Senior Huawei Canada executive to leave company as scrutiny mounts
Canada
A senior Huawei Canada executive who served as the company’s spokesperson in Canada has announced he will be leaving the Chinese company as tensions rise between Canada and China.

Scott Bradley, senior vice-president of corporate affairs at Huawei Canada, disclosed his departure in a LinkedIn post but did not give a reason for the move.

“We are saddened to see him leave but grateful for the tireless work he has put in to help us grow our brand and public image, and build various relationships with government,” Huawei Canada president Eric Li said in a memo to staff obtained by Reuters. Li said Bradley will continue to serve as a special adviser “as required.”

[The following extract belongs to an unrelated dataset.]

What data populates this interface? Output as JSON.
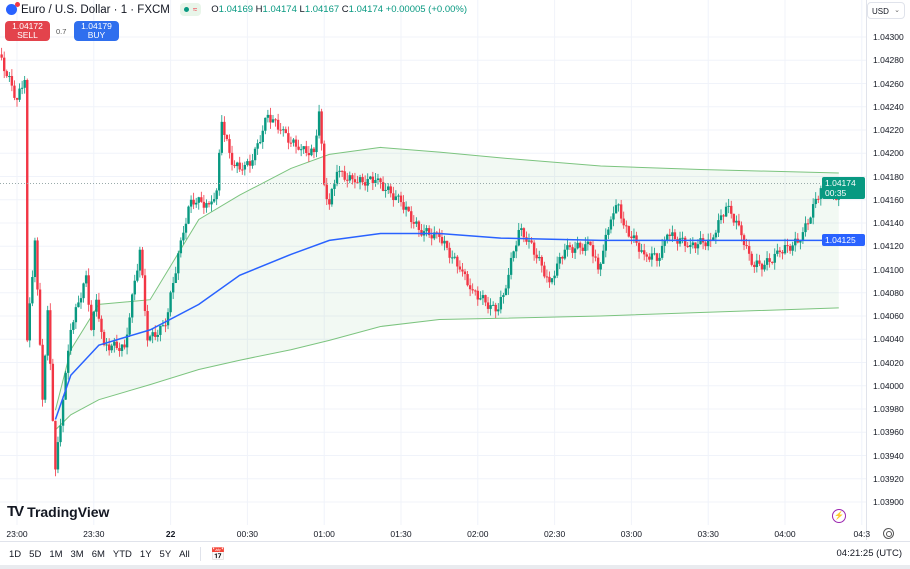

Bradley said in a separate memo to Huawei Canada, which was reported by the Globe and Mail, that his exit was “not a sudden decision but rather an understanding over the past year and a half that at some point, I would be moving on from a formal role with the company.”

Bradley joined Huawei in 2011 after working as a Bell Media executive and running unsuccessfully as a Liberal candidate in the 2011 general election.

During his time at Huawei, he attempted to create a favourable reputation for the Chinese company in Canada and to dispel worries that it is closely connected to the Chinese government.

Nevertheless, tensions have recently increased between Canada and China over the arrest of Huawei executive Meng Wanzhou in Vancouver and the detention of two Canadians in China, which some speculate was done in response to Meng’s arrest.

Ambassador Lu Shaye said on Wednesday that Canada’s demand for the release of the two detained Canadians reflects “double standards” born of “western egotism and white supremacy.”

There has been no public evidence that Huawei’s equipment has been used for spying and the firm has repeatedly denied the claims, but several western countries have restricted Huawei’s access to their markets and have pressured Canada to do the same.

Though the Canadian government launched a security review of Huawei’s 5G technology last year, it is still a major supplier of telecommunications equipment in Canada and at least two major carriers have said they plan to test the company’s 5G technology in small-scale pilots.

Bradely previously served as chair of the 5G Canada Council, a national trade group promoting the adoption of the next-generation wireless technology.

As of 2017, companies under Chinese law are required to “support, co-operate with and collaborate in national intelligence work.”